The parallels between the couples are interesting and, in a way, rather challenging. Ostensibly, they’re quite straightforward – both Julia and Emily are free spirits who ended up with a domestic existence while their husbands go out to work, and both have reason to wonder, ‘Is he coming back?’ Think about it more deeply, though, and the comparison starts to seem absurd: there’s a world of difference between trekking to the North Pole and commuting to London for the day, and between waiting decades for news of your husband – who, you’re well aware, might have died – and waiting a few hours to discover whether he’s returning home to you after work, or seeing someone else.

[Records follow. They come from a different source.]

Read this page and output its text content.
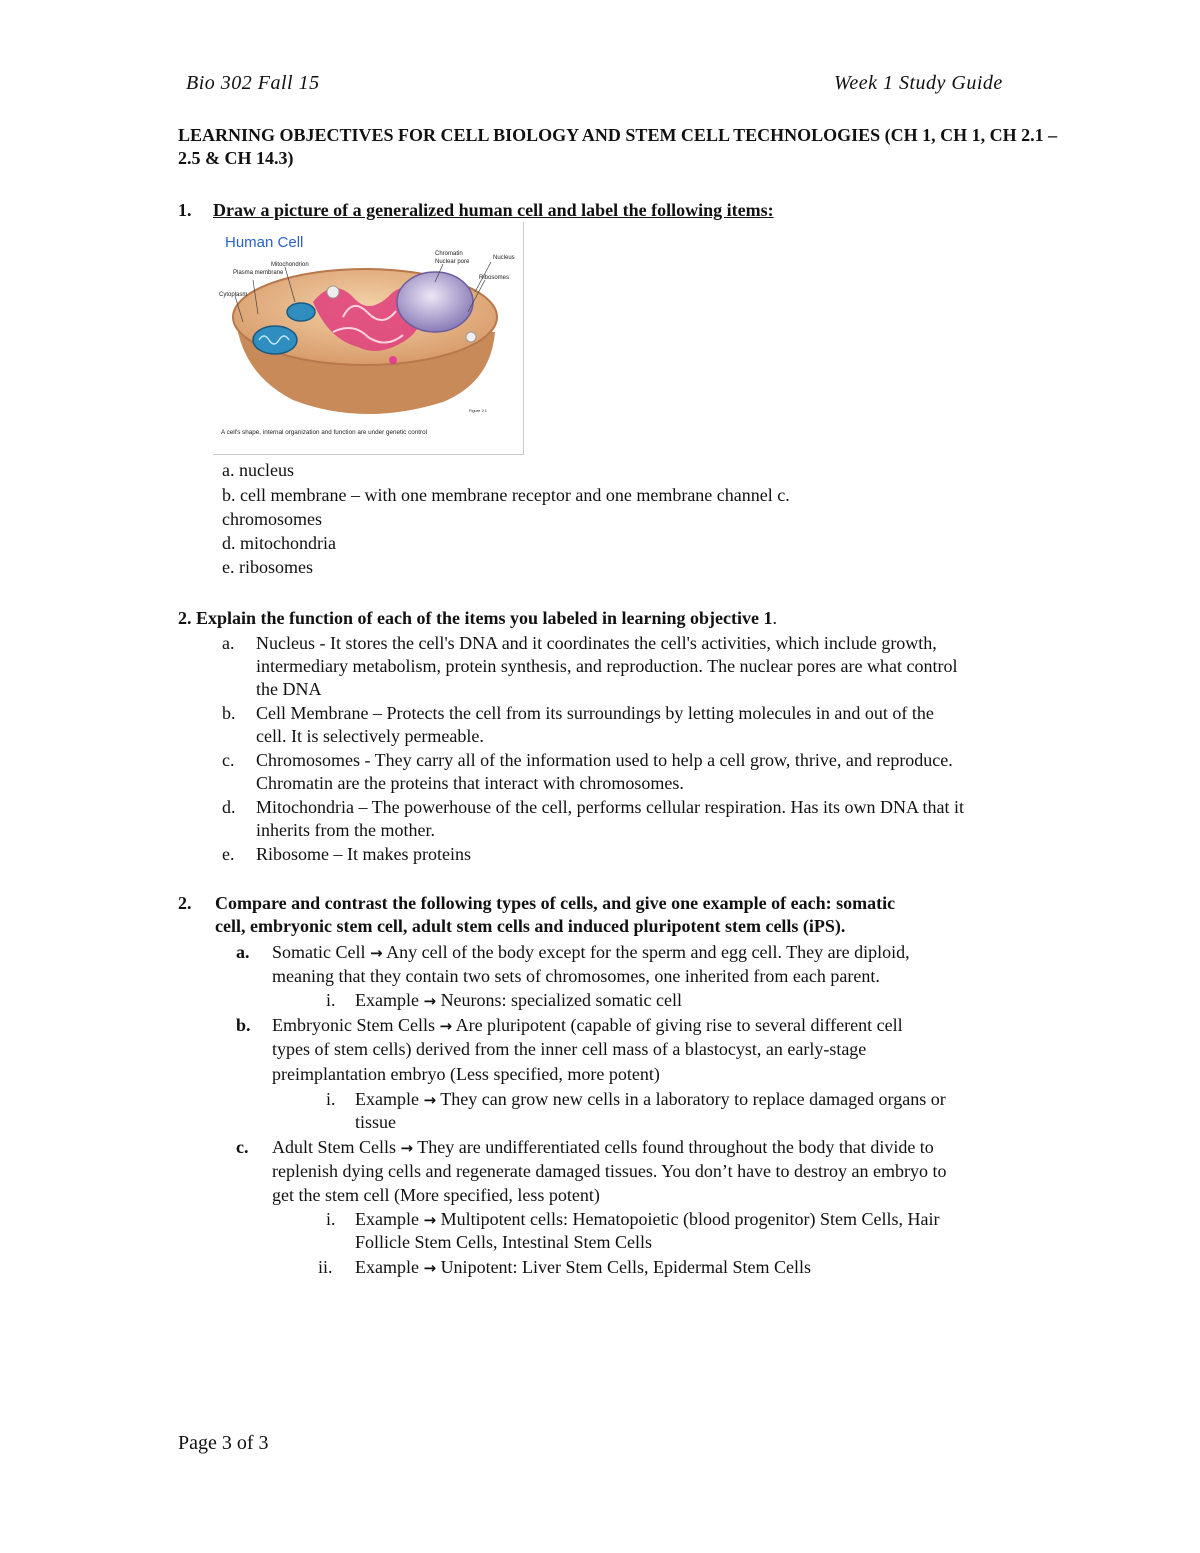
Bio 302 Fall 15	Week 1 Study Guide
LEARNING OBJECTIVES FOR CELL BIOLOGY AND STEM CELL TECHNOLOGIES (CH 1, CH 1, CH 2.1 – 2.5 & CH 14.3)
1. Draw a picture of a generalized human cell and label the following items:
Human Cell
Mitochondrion
Plasma membrane
Cytoplasm
Chromatin
Nuclear pore
Nucleus
Ribosomes
Figure 2.1
A cell's shape, internal organization and function are under genetic control
a. nucleus
b. cell membrane – with one membrane receptor and one membrane channel c.
chromosomes
d. mitochondria
e. ribosomes
2. Explain the function of each of the items you labeled in learning objective 1.
a. Nucleus - It stores the cell's DNA and it coordinates the cell's activities, which include growth,
intermediary metabolism, protein synthesis, and reproduction. The nuclear pores are what control
the DNA
b. Cell Membrane – Protects the cell from its surroundings by letting molecules in and out of the
cell. It is selectively permeable.
c. Chromosomes - They carry all of the information used to help a cell grow, thrive, and reproduce.
Chromatin are the proteins that interact with chromosomes.
d. Mitochondria – The powerhouse of the cell, performs cellular respiration. Has its own DNA that it
inherits from the mother.
e. Ribosome – It makes proteins
2. Compare and contrast the following types of cells, and give one example of each: somatic
cell, embryonic stem cell, adult stem cells and induced pluripotent stem cells (iPS).
a. Somatic Cell → Any cell of the body except for the sperm and egg cell. They are diploid,
meaning that they contain two sets of chromosomes, one inherited from each parent.
i. Example → Neurons: specialized somatic cell
b. Embryonic Stem Cells → Are pluripotent (capable of giving rise to several different cell
types of stem cells) derived from the inner cell mass of a blastocyst, an early-stage
preimplantation embryo (Less specified, more potent)
i. Example → They can grow new cells in a laboratory to replace damaged organs or
tissue
c. Adult Stem Cells → They are undifferentiated cells found throughout the body that divide to
replenish dying cells and regenerate damaged tissues. You don’t have to destroy an embryo to
get the stem cell (More specified, less potent)
i. Example → Multipotent cells: Hematopoietic (blood progenitor) Stem Cells, Hair
Follicle Stem Cells, Intestinal Stem Cells
ii. Example → Unipotent: Liver Stem Cells, Epidermal Stem Cells
Page 3 of 3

And yet… I think Sackville is challenging us to consider such deeper parallels. It seems clear that Julia sees something of herself in Emily’s situation, and undoubtedly both women have been ‘left behind’, albeit it in different senses. I suppose one could turn the question around and ask what there is of Julia’s situation in Emily’s, which raises the issue of the human consequences of attempting great feats – if someone is left behind at home, does it really make a difference why that was, if they have to deal with the same emotions? The Still Point certainly leaves one with plenty to think about.

Sackville’s prose style is interesting, often addressing the reader directly:

Closer inspection of [the couple’s] eyeelids will reveal that [Julia] is dreaming. Behind the skin you wil just discern, in the violet dimness, the raised circles of her pupils scud and jitter as the eyes roll in their sockets. You would like to know the hidden colour of the irises. Very well, then: hers are brown, his are also brown, but darker. [7]

I wasn’t sure for some time whether I’d get along with it, but now I think it suits the novel well; it gives the sense of eavesdropping on the characters rather than inhabiting them, which seems appropriate for a book about how it’s a struggle fully to get to know people. This style also leads to some striking effects: for example, there’s a scene where Julia and Simon argue, and the clash of their argument with the more poetic writing around it is quite something. Then there are the places where Sackville just writes beautifully, as with many of her descriptions of the Arctic:

Blank, white, vast and silent but for the slish of the summer ice. It is not the heave and roar of the darker months, but a constant drip, the rush of a hundred rivulets. A slick sheen over everything as if coated in glass. There are no shadows here, beneath the Arctic sun. There is no sense of depth, only massive solid forms without contour and, between, the black sea. The sky is almost white. Don’t look up, or let your gaze rest anywhere for too long. The sun is everything; try to keep your eyes half closed, the brightness will blind you. [153]

The Still Point is a book which has stayed with me; perhaps it wasn’t until I’d finished it that I realised just how much I’d been drawn into its world. I’m glad that I was.